2. Offloading Large Tool Inputs
File write and edit operations can leave large, redundant data in the agent’s history. As the context window fills (e.g., crosses an 85% threshold), the SDK truncates older tool calls containing this data, replacing them with a pointer to the file on disk. This prunes redundant information that is already persisted elsewhere.
3. Summarization
When offloading techniques are insufficient to create space, the SDK falls back to summarization. This is a dual-component process:
– In-Context Summary: An LLM generates a structured summary of the conversation, including the session’s intent, artifacts created, and next steps. This summary replaces the full message history in the agent’s working memory.
– Filesystem Preservation: The complete, original conversation history is written to the filesystem as a canonical record.
This approach ensures the agent maintains high-level awareness of its goals while retaining the ability to recover specific details by searching the filesystem.
Evaluation and Best Practices
Verifying that context compression works correctly is crucial. Instead of relying on broad benchmarks where compression events are sporadic, it is more effective to use targeted strategies.
1. Stress-Testing and Targeted Evals
- Aggressive Triggering: Artificially lower the compression threshold (e.g., to 20% of the context window instead of 85%). This forces more frequent compression events, making it easier to isolate their impact and compare different configurations (like summarization prompt variations).
- Targeted Evaluations: Use small, specific tests to validate individual mechanisms. For example, a “needle-in-the-haystack” test involves embedding a key fact early in a conversation, forcing a summarization event, and then requiring the agent to recall that fact later.

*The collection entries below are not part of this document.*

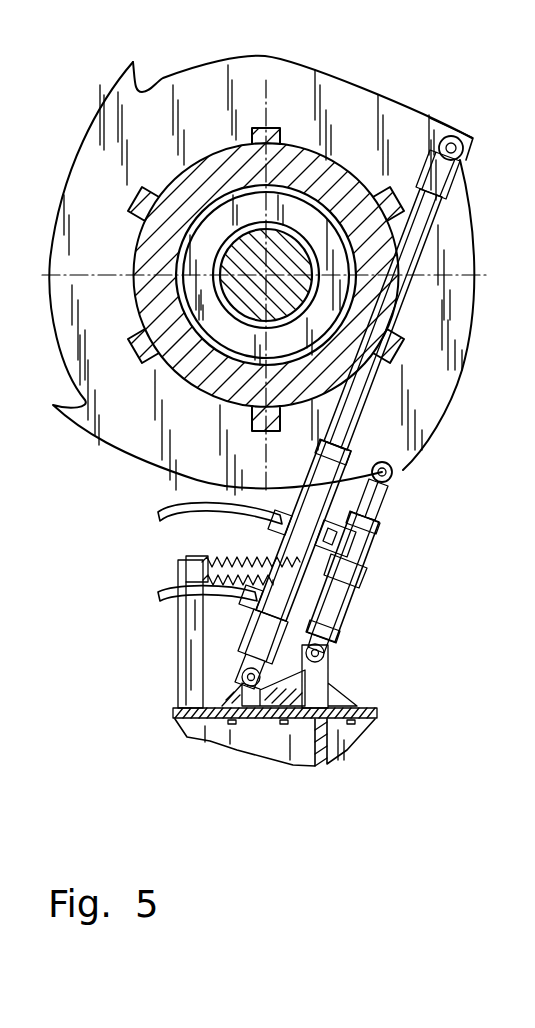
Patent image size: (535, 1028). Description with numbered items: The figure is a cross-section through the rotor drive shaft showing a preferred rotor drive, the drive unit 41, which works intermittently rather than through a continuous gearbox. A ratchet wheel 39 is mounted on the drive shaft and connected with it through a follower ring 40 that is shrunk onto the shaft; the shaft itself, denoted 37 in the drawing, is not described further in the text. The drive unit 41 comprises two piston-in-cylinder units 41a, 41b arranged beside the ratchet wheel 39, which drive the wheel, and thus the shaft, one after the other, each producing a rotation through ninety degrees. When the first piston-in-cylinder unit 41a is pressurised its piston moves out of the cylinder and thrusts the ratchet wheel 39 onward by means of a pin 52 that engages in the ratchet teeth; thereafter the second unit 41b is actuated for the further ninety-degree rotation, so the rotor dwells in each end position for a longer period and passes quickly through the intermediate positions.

The shaft 37 is at (281, 249).
The ratchet wheel 39 is at (362, 82).
The follower ring 40 is at (207, 182).
The drive unit 41 is at (330, 451).
The piston-in-cylinder unit 41a is at (352, 609).
The piston-in-cylinder unit 41b is at (337, 503).
The pin 52 is at (387, 456).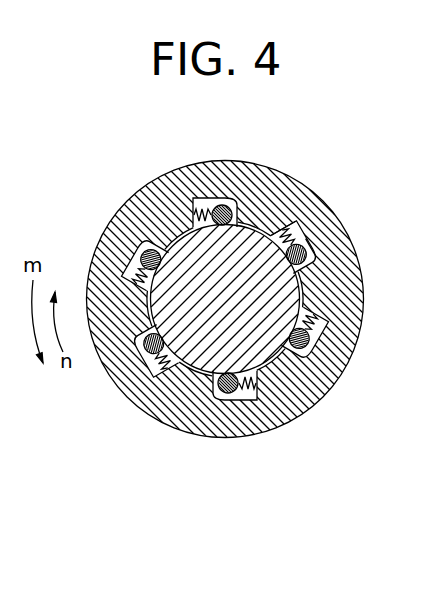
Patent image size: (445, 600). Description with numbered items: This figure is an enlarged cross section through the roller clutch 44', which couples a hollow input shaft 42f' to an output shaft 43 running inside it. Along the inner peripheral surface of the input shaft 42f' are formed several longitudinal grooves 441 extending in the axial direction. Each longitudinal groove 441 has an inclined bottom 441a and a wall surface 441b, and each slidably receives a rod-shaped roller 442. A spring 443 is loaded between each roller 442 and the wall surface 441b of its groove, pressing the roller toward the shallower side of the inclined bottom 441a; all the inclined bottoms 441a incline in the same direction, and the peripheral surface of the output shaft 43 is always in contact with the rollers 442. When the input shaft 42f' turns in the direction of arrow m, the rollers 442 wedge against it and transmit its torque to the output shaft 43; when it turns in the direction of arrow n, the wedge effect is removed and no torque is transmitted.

The input shaft 42f' is at (249, 299).
The output shaft 43 is at (328, 415).
The roller clutch 44' is at (248, 299).
The longitudinal groove 441 is at (201, 198).
The inclined bottom 441a is at (303, 240).
The wall surface 441b is at (295, 224).
The roller 442 is at (232, 447).
The spring 443 is at (113, 410).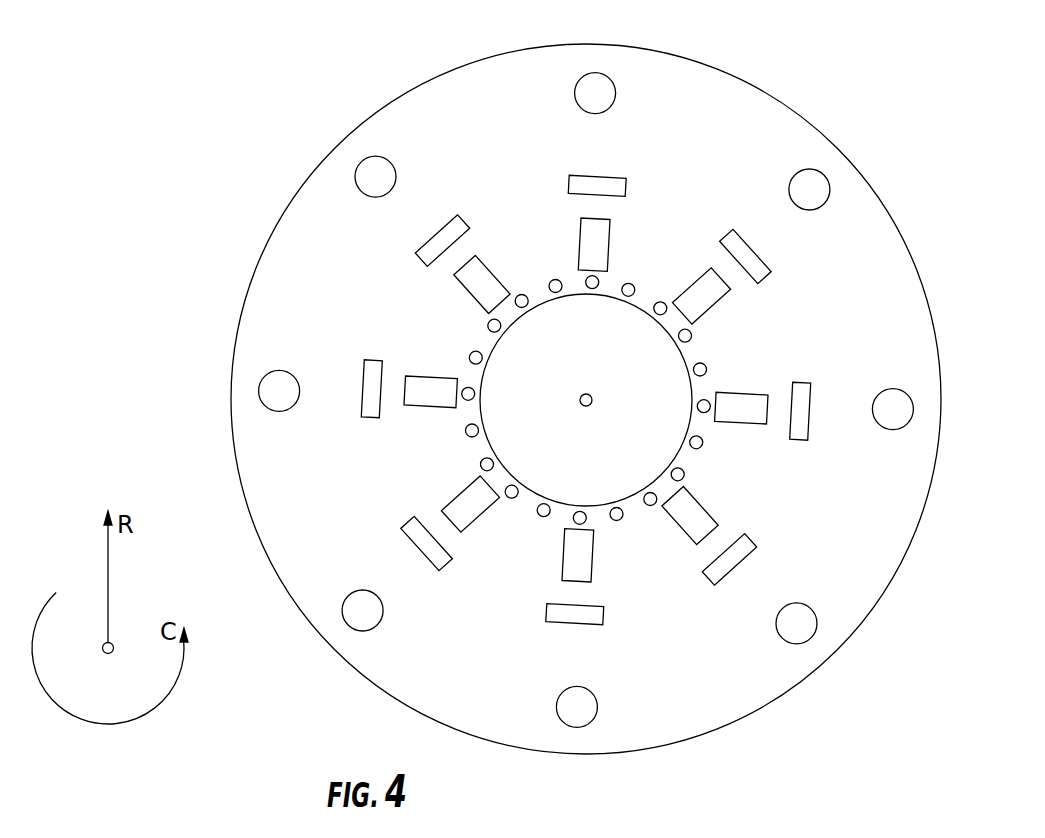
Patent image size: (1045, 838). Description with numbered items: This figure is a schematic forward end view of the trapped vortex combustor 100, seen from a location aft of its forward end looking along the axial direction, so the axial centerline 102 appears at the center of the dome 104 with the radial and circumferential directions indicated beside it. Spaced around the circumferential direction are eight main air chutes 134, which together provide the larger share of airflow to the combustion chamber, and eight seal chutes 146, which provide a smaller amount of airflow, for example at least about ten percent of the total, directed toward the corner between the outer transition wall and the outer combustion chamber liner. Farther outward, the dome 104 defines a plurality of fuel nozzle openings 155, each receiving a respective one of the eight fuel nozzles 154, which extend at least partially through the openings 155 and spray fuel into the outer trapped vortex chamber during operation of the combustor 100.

Success proves the agent can recover information from the filesystem.
2. Key Evaluation Criteria
When evaluating your compression strategies, focus on three areas:
– Baseline Performance: First, run the agent on representative tasks to establish a baseline.
– Information Recoverability: Ensure that critical information remains accessible after being offloaded or summarized away.
– Goal Drift Monitoring: Watch for failures where the agent loses track of the user’s original intent after a summarization event. This is the most insidious failure mode and can be surfaced by forcing frequent summarization.
By combining these compression techniques with rigorous, targeted evaluation, you can build robust agents capable of handling complex, long-running tasks without succumbing to context rot.